To young people with a physical disability one of the most crushing aspects of the life imposed on them is their lack of ability to engage in "normal" activities. But some children have discovered some hope from an unlikely source, horses. More and more parents are enlisting their children in hippotherapy, which uses natural movements of the horse as a tool for physical, occupation, and sometimes speech therapy. Unfortunately, because it is not the easiest thing to measure with concrete statistics, health insurance rarely covers hippotherapy. But many parents are convinced of it's value nonetheless. Apparently, focusing on the repetitive motions of a horse's walk can actually help humans change their own movement.

This is hardly an unpracticed experiment. Hippotherapy has been used in Europe since the 1960's, and came to America in the 1970's. Therapists have also been able to individually tailor the movement of a particular horse to mimick the change in movement they wish to achieve with the patient. Occupational therapist Colleen Zanin explains that "The horse is custom-made to give rhythmical dynamic input to the flexors and extensors of the trunk, and even the obliques that give you rotation. It's just a beautiful tool." An experimental group with muscular spasticity all showed significant improvement after only 10 minutes of riding!
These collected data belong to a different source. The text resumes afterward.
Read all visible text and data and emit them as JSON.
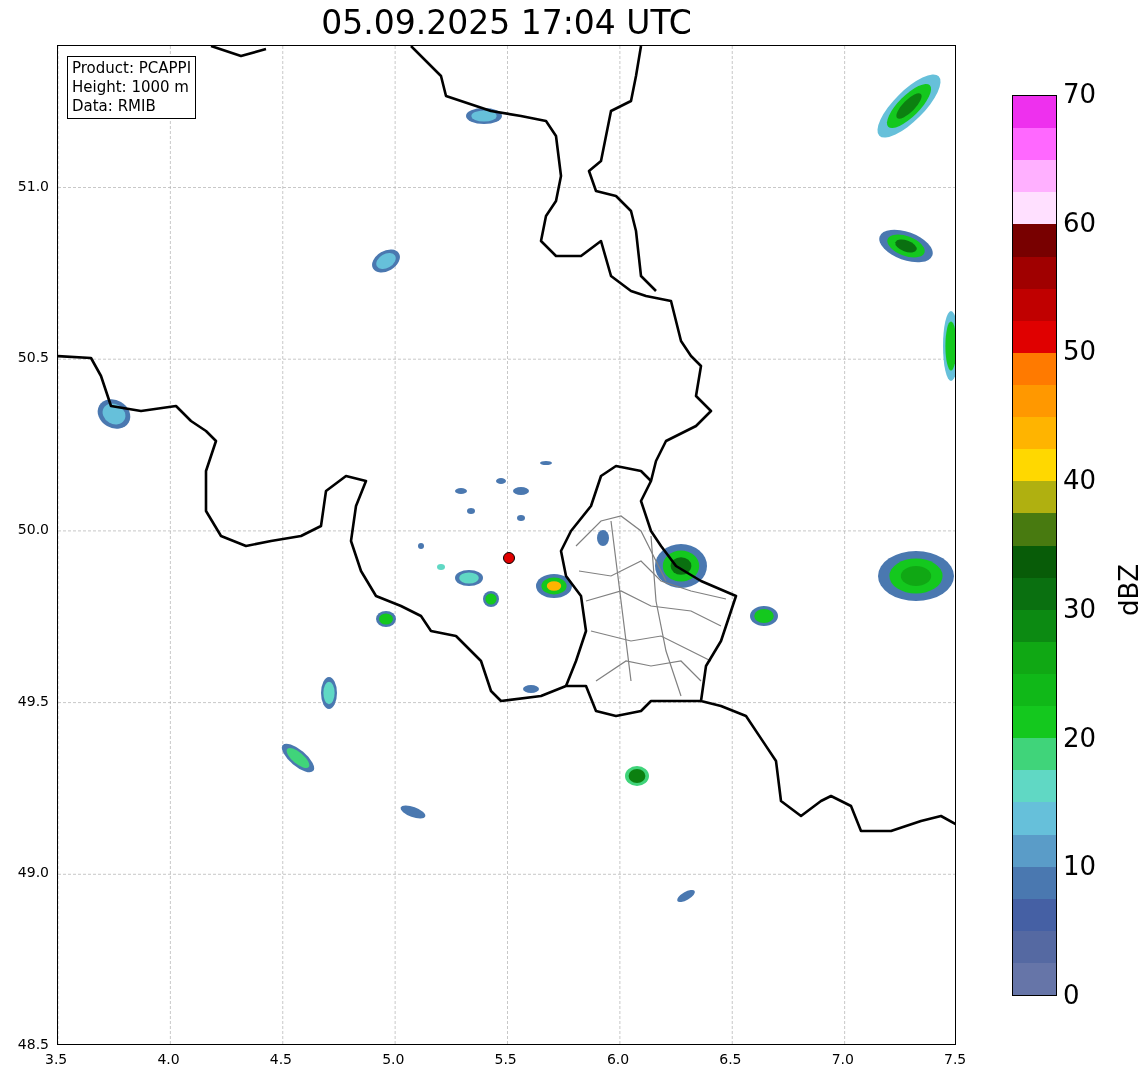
{
  "title": "05.09.2025 17:04 UTC",
  "info_box": [
    "Product: PCAPPI",
    "Height: 1000 m",
    "Data: RMIB"
  ],
  "x_axis": {
    "ticks": [
      "3.5",
      "4.0",
      "4.5",
      "5.0",
      "5.5",
      "6.0",
      "6.5",
      "7.0",
      "7.5"
    ]
  },
  "y_axis": {
    "ticks": [
      "51.0",
      "50.5",
      "50.0",
      "49.5",
      "49.0",
      "48.5"
    ]
  },
  "colorbar": {
    "label": "dBZ",
    "ticks": [
      "70",
      "60",
      "50",
      "40",
      "30",
      "20",
      "10",
      "0"
    ],
    "bands": [
      {
        "color": "#ee30ee"
      },
      {
        "color": "#ff68ff"
      },
      {
        "color": "#ffb0ff"
      },
      {
        "color": "#ffe0ff"
      },
      {
        "color": "#780000"
      },
      {
        "color": "#a00000"
      },
      {
        "color": "#c00000"
      },
      {
        "color": "#e00000"
      },
      {
        "color": "#ff7a00"
      },
      {
        "color": "#ff9800"
      },
      {
        "color": "#ffb400"
      },
      {
        "color": "#ffd800"
      },
      {
        "color": "#b0b010"
      },
      {
        "color": "#487a10"
      },
      {
        "color": "#085c08"
      },
      {
        "color": "#0a7010"
      },
      {
        "color": "#0c8a12"
      },
      {
        "color": "#10a814"
      },
      {
        "color": "#10b818"
      },
      {
        "color": "#14c81e"
      },
      {
        "color": "#40d47a"
      },
      {
        "color": "#60d8c4"
      },
      {
        "color": "#66c0da"
      },
      {
        "color": "#5a9cc8"
      },
      {
        "color": "#4a78b0"
      },
      {
        "color": "#4560a4"
      },
      {
        "color": "#5569a2"
      },
      {
        "color": "#6675a8"
      }
    ]
  }
}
This treatment can be particularly useful to patients with cerebral palsy and other physical disabilities. Now think about the relation to the development of young people with physical disabilties. Many young people in this situation are most frustrated because of their confinement to a wheelchair. This will provide them a new and exciting opportunity. Horseback riding is also a sport, and students with physical disabilities are often unable to participate in any type of sporting event. They could never trek through the woods in a wheelchair, but on horseback they certainly can. These things all prove to be powerful incentives. In addition it provides them a simple pleasure, and an emotional connection. It is a much needed bridge for some with a physical disability that gives them both pleasure, hope, and yes…real progress.


McGraw, Eliza. "More Than Just Horseplay." The Washington Post. 17 July 2007.